Кончились Зойкины одинокие гуляния. Теперь, если на работу надо было во вторую смену, они везде отправлялись вдвоем. Маршруты прогулок проходили, как правило, возле магазинов. Так хотела Аннушка. Как краевед в музее, она подолгу задерживалась у каждой витрины и смотрела, смотрела… Иногда тихо роняла: «Когда у меня будут деньги, я куплю вот этот чайный сервиз… А из такого китайского шелка я сошью себе длинный халат…». Ох уж эти прогулки в черепашьем темпе, ни дать, ни взять — замедленное кино! Как раздражали порой они Зойку. «Ну давай же быстрей!» — тормошила она свою спутницу. Та, слабо улыбаясь, говорила: «Ты же знаешь, я не могу…». Конечно же, Зойка знала, что у Аннушки ревматизм, порок сердца, но что поделаешь, если ей самой страсть как хотелось пуститься вскачь по тротуару. Не раз и не два задавала она вопрос: «С твоим ли здоровьем стоять на рыборазделке?» Но Аннушка в ответ лишь пожимала плечами. Изобретательный Зойкин ум все же пытался найти выход из положения: «А может, тебе замуж выйти?». «Да сватались ко мне, — улыбалась Аннушка. — И не один раз. Всем отказала. Не уверена, что не будут попрекать здоровьем».

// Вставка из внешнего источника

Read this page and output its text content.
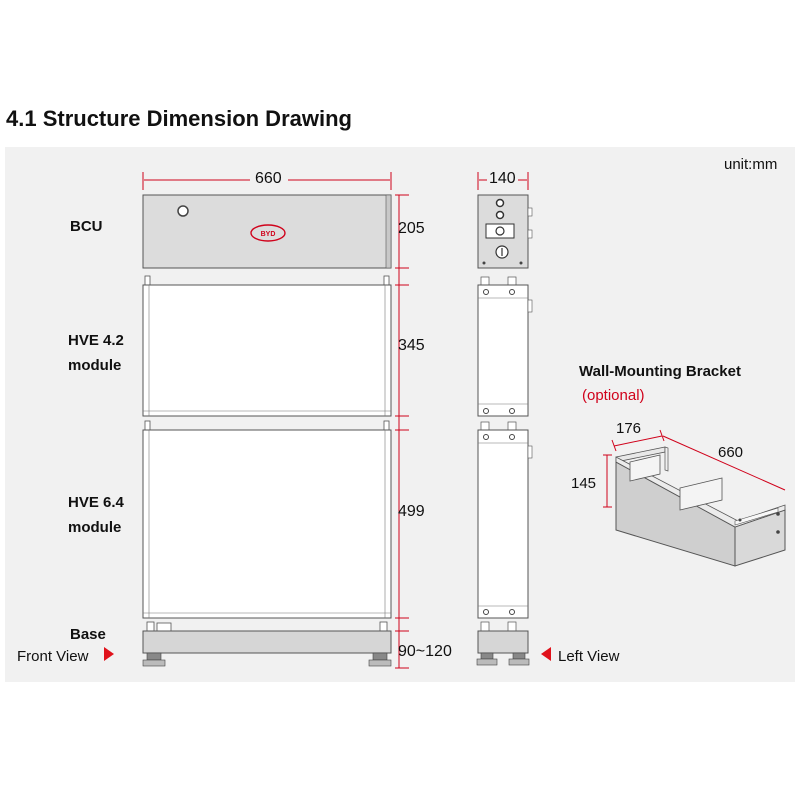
4.1 Structure Dimension Drawing
BYD
unit:mm
660	140
BCU
HVE 4.2
module
HVE 6.4
module
Base
205
345
499
90~120
Front View	Left View
Wall-Mounting Bracket
(optional)
176
660
145
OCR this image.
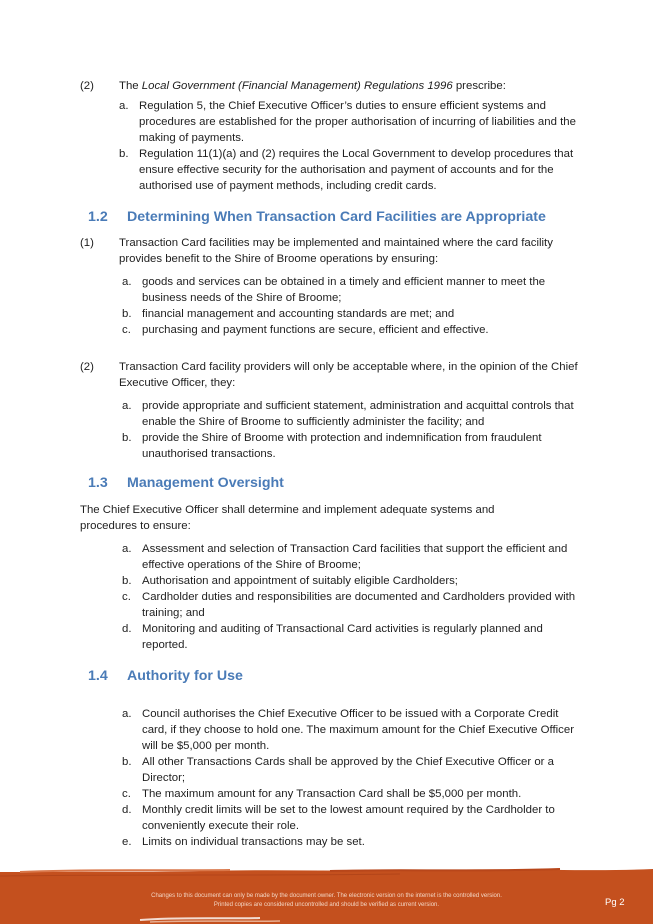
(2) The Local Government (Financial Management) Regulations 1996 prescribe:
a. Regulation 5, the Chief Executive Officer’s duties to ensure efficient systems and procedures are established for the proper authorisation of incurring of liabilities and the making of payments.
b. Regulation 11(1)(a) and (2) requires the Local Government to develop procedures that ensure effective security for the authorisation and payment of accounts and for the authorised use of payment methods, including credit cards.
1.2 Determining When Transaction Card Facilities are Appropriate
(1) Transaction Card facilities may be implemented and maintained where the card facility provides benefit to the Shire of Broome operations by ensuring:
a. goods and services can be obtained in a timely and efficient manner to meet the business needs of the Shire of Broome;
b. financial management and accounting standards are met; and
c. purchasing and payment functions are secure, efficient and effective.
(2) Transaction Card facility providers will only be acceptable where, in the opinion of the Chief Executive Officer, they:
a. provide appropriate and sufficient statement, administration and acquittal controls that enable the Shire of Broome to sufficiently administer the facility; and
b. provide the Shire of Broome with protection and indemnification from fraudulent unauthorised transactions.
1.3 Management Oversight
The Chief Executive Officer shall determine and implement adequate systems and procedures to ensure:
a. Assessment and selection of Transaction Card facilities that support the efficient and effective operations of the Shire of Broome;
b. Authorisation and appointment of suitably eligible Cardholders;
c. Cardholder duties and responsibilities are documented and Cardholders provided with training; and
d. Monitoring and auditing of Transactional Card activities is regularly planned and reported.
1.4 Authority for Use
a. Council authorises the Chief Executive Officer to be issued with a Corporate Credit card, if they choose to hold one. The maximum amount for the Chief Executive Officer will be $5,000 per month.
b. All other Transactions Cards shall be approved by the Chief Executive Officer or a Director;
c. The maximum amount for any Transaction Card shall be $5,000 per month.
d. Monthly credit limits will be set to the lowest amount required by the Cardholder to conveniently execute their role.
e. Limits on individual transactions may be set.
Changes to this document can only be made by the document owner. The electronic version on the internet is the controlled version.
Printed copies are considered uncontrolled and should be verified as current version.	Pg 2
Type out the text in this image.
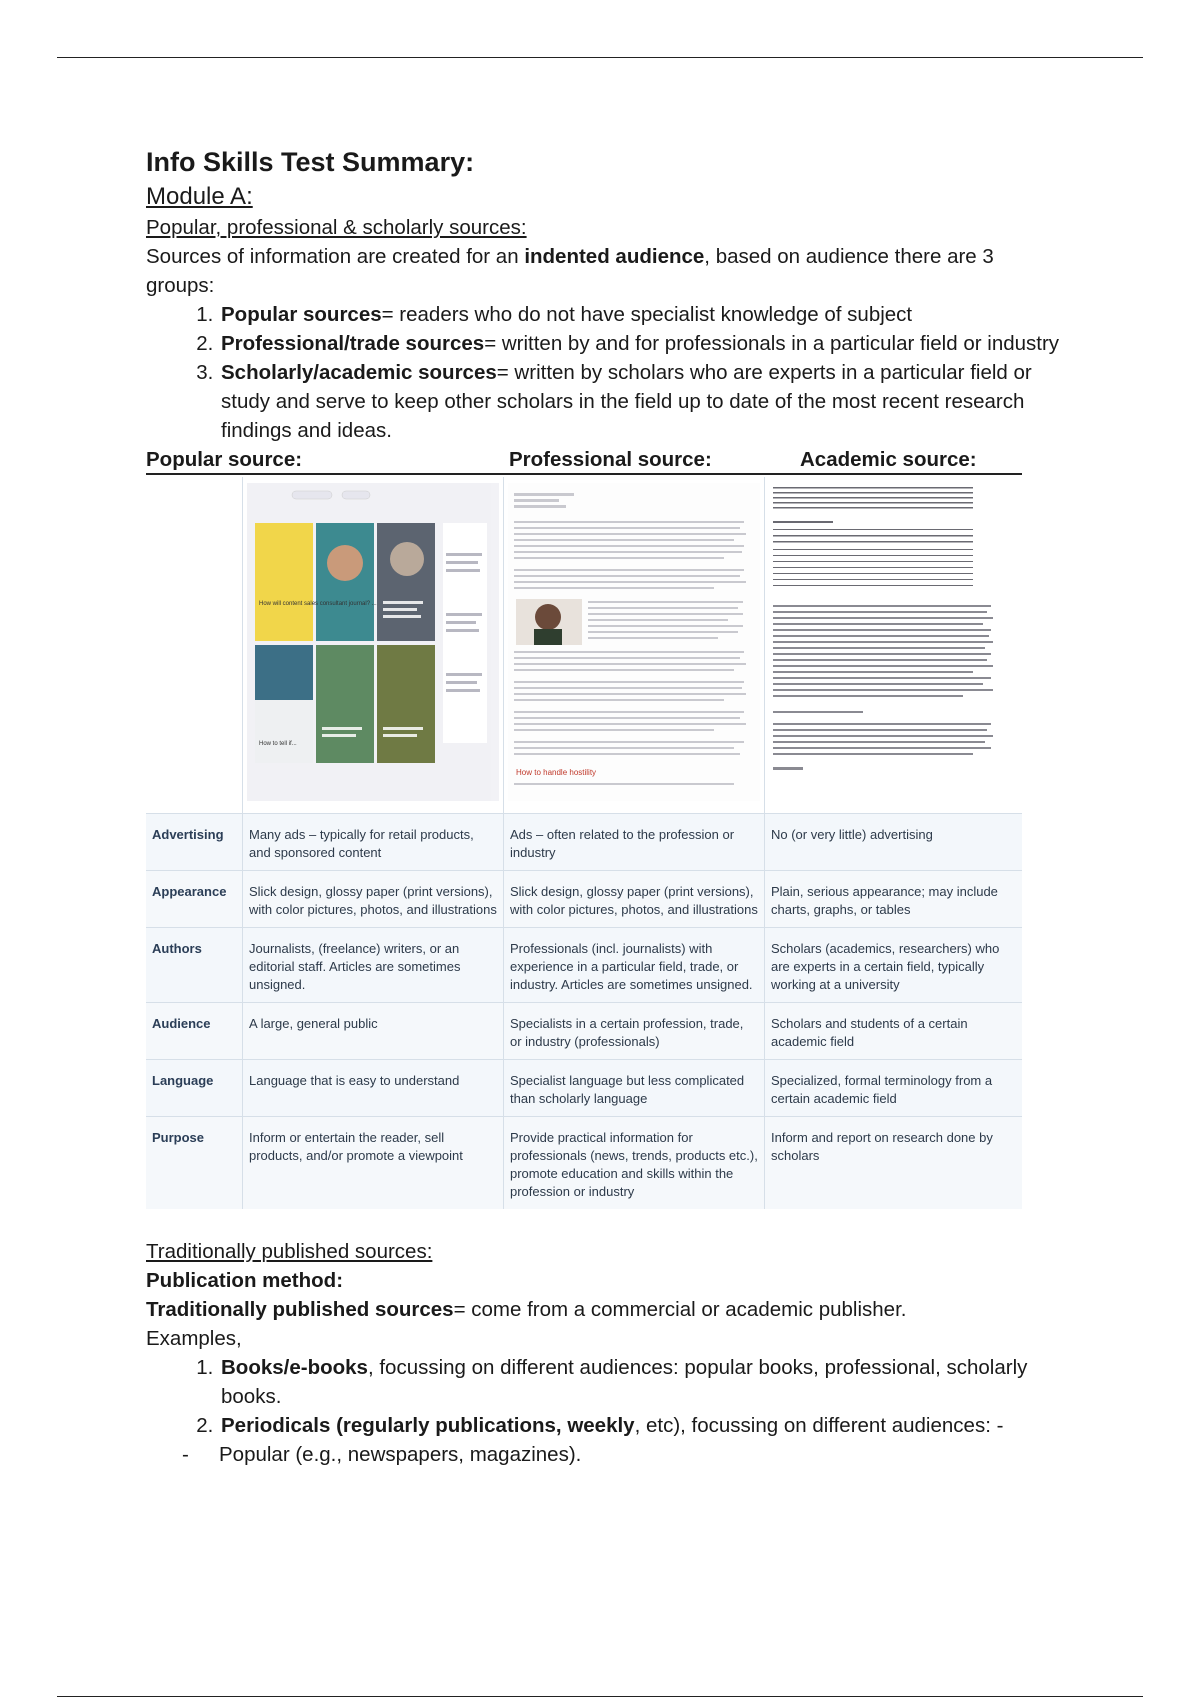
Info Skills Test Summary:

Module A:

Popular, professional & scholarly sources:

Sources of information are created for an indented audience, based on audience there are 3 groups:

1. Popular sources= readers who do not have specialist knowledge of subject
2. Professional/trade sources= written by and for professionals in a particular field or industry
3. Scholarly/academic sources= written by scholars who are experts in a particular field or study and serve to keep other scholars in the field up to date of the most recent research findings and ideas.
Popular source:	Professional source:	Academic source:

How will content sales consultant journal? ...
How to tell if...	How to handle hostility

Advertising	Many ads – typically for retail products, and sponsored content	Ads – often related to the profession or industry	No (or very little) advertising
Appearance	Slick design, glossy paper (print versions), with color pictures, photos, and illustrations	Slick design, glossy paper (print versions), with color pictures, photos, and illustrations	Plain, serious appearance; may include charts, graphs, or tables
Authors	Journalists, (freelance) writers, or an editorial staff. Articles are sometimes unsigned.	Professionals (incl. journalists) with experience in a particular field, trade, or industry. Articles are sometimes unsigned.	Scholars (academics, researchers) who are experts in a certain field, typically working at a university
Audience	A large, general public	Specialists in a certain profession, trade, or industry (professionals)	Scholars and students of a certain academic field
Language	Language that is easy to understand	Specialist language but less complicated than scholarly language	Specialized, formal terminology from a certain academic field
Purpose	Inform or entertain the reader, sell products, and/or promote a viewpoint	Provide practical information for professionals (news, trends, products etc.), promote education and skills within the profession or industry	Inform and report on research done by scholars

Traditionally published sources:

Publication method:

Traditionally published sources= come from a commercial or academic publisher.

Examples,

1. Books/e-books, focussing on different audiences: popular books, professional, scholarly books.
2. Periodicals (regularly publications, weekly, etc), focussing on different audiences: -
- Popular (e.g., newspapers, magazines).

…На берегу Иртыша, накренившись в одну сторону, застыла рыбокомбинатская общага. Задрипанный двухпалубный, теплоходишко, готовый к отплытию. И если не отплывал он, так только потому, что не было на нем капитана, не было матросов, зато молодых, разбитных пассажирок — пруд пруди. По праздникам напивались лихо, по-мужски, и тогда визгливый песняк шквалом проносился по длинному коридору. За отсутствием мужчин (Зойка всегда этому удивлялась) влюблялись друг в друга. Писали записочки, объяснялись в любви, целовались по углам, и, как водится, ревновали. Летом, ближе к августу, без слез и горьких сожалений Зойка распрощалась с общагой. «Пусть я буду летуном, врагом производства, но себе я не враг» — решила она и подала документы в кооперативный техникум. Экзамены сдала на пятерки, и вскоре закружила-завертела ее студенческая жизнь. С Аннушкой теперь встречались реже, чем хотелось бы. Та продолжала работать на комбинате, и часто в две смены. Она уже приобрела вещи, о которых когда-то мечтала, давала всем общежитским девчонкам в долг и регулярно слала перевода матери и сестре.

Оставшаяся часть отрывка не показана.